Les transports, une solidarité au-delà du matériel
Rencontre avec Jean-Philippe, responsable du groupe de Satu Mare, en Roumanie. Il nous parle de l’organisation d’un transport de solidarité, mais surtout, dévoile tout ce qui se cache derrière ces initiatives de mutualisation des dons entre groupes Emmaüs qui en reçoivent beaucoup et ceux qui en reçoivent moins.
Peux-tu présenter rapidement Emmaüs Satu Mare ?
Notre communauté accueille 25 jeunes de 18 à 30 ans issu·es du système de protection de l’enfance. Particulièrement vulnérables, ils ont pour la grande majorité subi des traumas dans leur enfance et leur adolescence. Ils arrivent chez nous avec de grandes difficultés relationnelles, éducatives, d’insertion…
On se trouve donc au carrefour entre une communauté et une entreprise d’insertion. D’un côté, la communauté : on apprend à devenir autonome au quotidien, à prendre soin de soi… Tout cela associé à un vrai travail éducatif : reprise de la scolarité, discussions individuelles et groupes de support sur certains thèmes (gestion des émotions, des relations…).
Et de l’autre côté, « l’insertion pro » : deux magasins de meubles, bric-à-brac… qui permettent aux jeunes d’avoir une expérience professionnelle, et à Emmaüs Satu Mare de subvenir à ses besoins.

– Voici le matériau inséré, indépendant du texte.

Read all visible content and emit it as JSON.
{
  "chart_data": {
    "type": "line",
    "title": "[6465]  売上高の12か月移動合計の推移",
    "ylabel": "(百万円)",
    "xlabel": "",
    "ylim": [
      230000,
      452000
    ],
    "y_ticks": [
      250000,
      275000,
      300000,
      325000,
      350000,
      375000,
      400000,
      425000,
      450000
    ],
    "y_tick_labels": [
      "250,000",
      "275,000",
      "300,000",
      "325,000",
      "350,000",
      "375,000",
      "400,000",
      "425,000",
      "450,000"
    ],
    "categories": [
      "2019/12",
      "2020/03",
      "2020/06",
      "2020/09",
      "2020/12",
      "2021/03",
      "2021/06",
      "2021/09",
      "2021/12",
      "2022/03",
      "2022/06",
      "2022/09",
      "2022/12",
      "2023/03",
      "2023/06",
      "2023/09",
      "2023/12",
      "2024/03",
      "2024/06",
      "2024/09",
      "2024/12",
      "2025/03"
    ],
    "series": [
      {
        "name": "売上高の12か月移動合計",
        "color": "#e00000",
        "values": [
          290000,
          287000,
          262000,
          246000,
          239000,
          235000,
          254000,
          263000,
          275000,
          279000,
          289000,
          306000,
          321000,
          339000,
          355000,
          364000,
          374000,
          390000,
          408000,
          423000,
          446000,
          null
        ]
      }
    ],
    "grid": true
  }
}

Comment approvisionnez-vous ces deux magasins ?
Comme la plupart des Emmaüs, nous faisons des ramasses locales, mais de manière forcément limitée : culture du don inexistante en Roumanie ou dons de mauvaise qualité, voire déchets… En sachant que les filières de recyclage ne sont pas au point, il y a un vrai risque d’enterrement des déchets lorsqu’ils sont mis à la benne.
L’essentiel de l’approvisionnement se fait donc grâce aux transports de solidarité, envoyés par des groupes Emmaüs partenaires avec lesquels nous avons tissés des liens forts.
Qu’est-ce qui se cache derrière ce type de partenariats, de liens entre groupes Emmaüs ?
Même si le soutien économique apporté par les transports de solidarité est primordial, ces partenariats sont également l’occasion de créer de vrais liens avec les autres groupes d’Europe via des échanges de compagnes et compagnons, des visites entre les groupes…
Beaucoup de nos jeunes effectuent des stages au sein des groupes partenaires. Ils y passent plusieurs jours ou semaines, préparent le prochain camion, et apprennent également beaucoup de la vie à l’extérieur de leur communauté. En quelque sorte, ils « quittent le nid » et se retrouvent dans un endroit nouveau, qui chamboule leurs habitudes (différence de langage, côtoyer des personnes plus âgées…), mais qui est également protégé. La plupart des jeunes reviennent plus mûrs, avec une plus grande confiance en eux. Ces échanges sont vraiment bénéfiques. On parlait d’un « Erasmus des compagnons », c’est vraiment ça !
Et lorsque des difficultés surviennent durant leur séjour dans une communauté amie, c’est toujours l’occasion pour eux d’apprendre leurs limites, et, pour nous, des pistes à étudier pour mieux les accompagner. Nous avons la chance d’avoir des partenaires de confiance, prêts à « tenter le coup » avec nous.
D’un point de vue logistique maintenant, que signifie « envoyer un transport de solidarité » ?
La première chose à dire : ce n’est pas compliqué d’envoyer un camion ! Il y a un peu d’administratif, plutôt facile à prendre en charge. De notre côté, nous nous occupons de trouver un transporteur.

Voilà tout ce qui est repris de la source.